For 55 years, Old Ugly watched over the Hall family from his spot on the wall, a centerpiece in the home where he and Doris raised three children. He even carried a photo of himself with the bull in his wallet for decades.
“My wife and kids decided he wasn’t the most beautiful creature they’d ever seen,” Ed laughs. “They dubbed him Old Ugly.”
But what Old Ugly lacked in looks, he made up for in presence.
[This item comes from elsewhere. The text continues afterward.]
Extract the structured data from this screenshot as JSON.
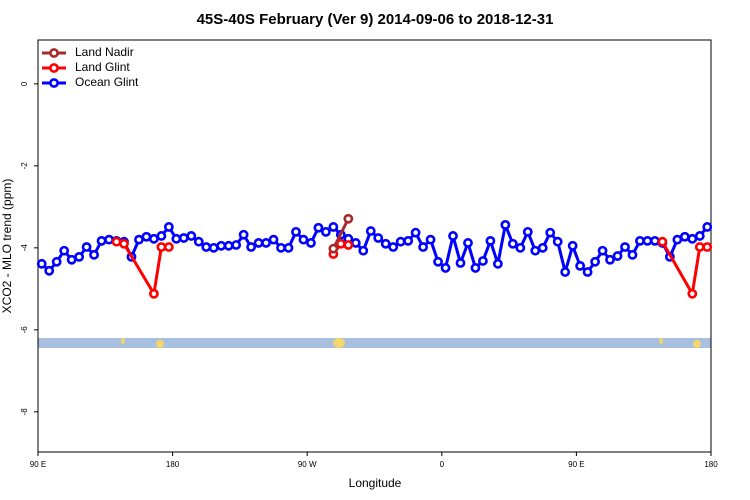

“For as long as I can remember, he was right there on the living room wall, and my grandparents’ house was the central place for family gatherings,” says granddaughter Rachel Hall Beecroft. “At Christmastime, I remember tinsel and ornaments hanging off of Old Ugly. When I heard that he was taking it back up to Ontario, I didn’t even hesitate. I wanted to be part of it.”

The Return of Old Ugly
Last October, with a stretch of beautiful driving weather ahead of him, Hall decided he would take a trip to the Ontario Ministry of Natural Resources in Wawa. He walked in and told them he wanted to bring Old Ugly home. The Ministry gladly accepted.
“They told me they would be delighted to have my moose back in Ontario,” Hall says.
The plan is to put the mount on public display at a visitor center, where future generations can appreciate the size of the animal and the story behind it.
“I wrestled for years with what to do with him,” Hall says. “But I finally figured out he needs to go back where he came from. That’s where he belongs.”

Taking Old Ugly down, however, wasn’t easy.
“The antlers alone weigh 50 pounds. It took four of us and a 10-foot steel tower to get him off the wall safely,” Hall says. “He was hanging on the head of a quarter-inch lag bolt. That thing held for 55 years.”
Now, Hall’s moose is once again on the move. On Aug. 5, 2025, Hall and four generations of his family, including Rachel, her mother, and her 4-year-old daughter, will make the trip together to deliver the moose back to the Canadian bush.
For Hall and his family, the trip isn’t just about returning a set of antlers. It’s about closing a loop that started more than half a century ago.
“He was only American for 55 years,” Ed chuckles. “Now he’s going home.”